Tanaka Tomonari, Takahashi Tadanobu, Suzuki Takashi
Department of Biobased Materials Science, Graduate School of Science and Technology, Kyoto Institute of Technology, Matsugasaki, Sakyo-ku, Kyoto, 606-8585, Japan.
Department of Biochemistry, School of Pharmaceutical Sciences, University of Shizuoka, 52-1 Yada, Suruga-ku, Shizuoka, 422-8526, Japan.
Methods Mol Biol. 2016;1367:39-48. doi: 10.1007/978-1-4939-3130-9_4.
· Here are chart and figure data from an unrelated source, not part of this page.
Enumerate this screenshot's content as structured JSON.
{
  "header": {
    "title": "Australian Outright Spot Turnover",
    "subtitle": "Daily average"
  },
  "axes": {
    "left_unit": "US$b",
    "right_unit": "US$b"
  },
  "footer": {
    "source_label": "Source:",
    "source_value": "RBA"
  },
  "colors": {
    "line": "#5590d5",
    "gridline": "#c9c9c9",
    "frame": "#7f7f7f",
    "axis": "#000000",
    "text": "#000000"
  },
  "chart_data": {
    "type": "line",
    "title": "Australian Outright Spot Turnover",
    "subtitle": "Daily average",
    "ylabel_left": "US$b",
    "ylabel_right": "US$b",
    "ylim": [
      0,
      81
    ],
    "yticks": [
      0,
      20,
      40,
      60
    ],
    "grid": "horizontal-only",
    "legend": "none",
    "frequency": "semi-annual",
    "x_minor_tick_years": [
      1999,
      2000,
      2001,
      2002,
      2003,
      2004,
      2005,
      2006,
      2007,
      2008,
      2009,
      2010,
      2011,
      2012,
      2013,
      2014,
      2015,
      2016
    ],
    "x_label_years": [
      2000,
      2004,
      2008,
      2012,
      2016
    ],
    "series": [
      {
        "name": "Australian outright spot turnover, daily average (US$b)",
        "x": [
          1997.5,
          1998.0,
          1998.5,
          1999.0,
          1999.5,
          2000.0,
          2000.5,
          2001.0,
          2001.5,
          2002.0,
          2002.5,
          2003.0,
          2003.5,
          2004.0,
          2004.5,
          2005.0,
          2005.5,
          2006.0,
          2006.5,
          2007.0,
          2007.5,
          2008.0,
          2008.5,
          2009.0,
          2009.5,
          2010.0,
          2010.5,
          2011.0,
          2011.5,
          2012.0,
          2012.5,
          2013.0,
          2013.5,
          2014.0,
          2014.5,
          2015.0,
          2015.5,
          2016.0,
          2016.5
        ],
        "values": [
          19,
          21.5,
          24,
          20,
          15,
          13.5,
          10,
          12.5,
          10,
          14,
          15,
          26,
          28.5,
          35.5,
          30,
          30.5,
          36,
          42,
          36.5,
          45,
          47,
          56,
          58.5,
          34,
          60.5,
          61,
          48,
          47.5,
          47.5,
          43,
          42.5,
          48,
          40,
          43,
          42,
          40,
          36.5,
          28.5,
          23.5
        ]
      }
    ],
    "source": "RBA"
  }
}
Typical synthetic methods for glycopolymers are laborious and require multistep processes, including protection and deprotection steps. Here we describe a facile protecting-group-free synthetic approach to glycopolymers bearing oligosaccharides from free saccharides by direct azidation and click chemistry methods, followed by reversible addition-fragmentation chain transfer polymerization. This method can be applied not only to mono- and disaccharides, but also to large biologically relevant oligosaccharides having sialic acids. Due to the glycocluster effect, the glycopolymers strongly bind with the corresponding lectin and influenza A virus, as analyzed by the quartz crystal microbalance method and hemagglutination inhibition assay.
典型的糖聚合物合成方法费力且需要多步过程,包括保护和脱保护步骤。在此,我们描述了一种简便的、无保护基团的合成方法,通过直接叠氮化和点击化学方法,从游离糖类合成带有寡糖的糖聚合物,随后进行可逆加成-断裂链转移聚合。该方法不仅可应用于单糖和二糖,还可应用于含有唾液酸的大型生物相关寡糖。通过石英晶体微天平法和血凝抑制试验分析发现,由于糖簇效应,这些糖聚合物与相应的凝集素和甲型流感病毒紧密结合。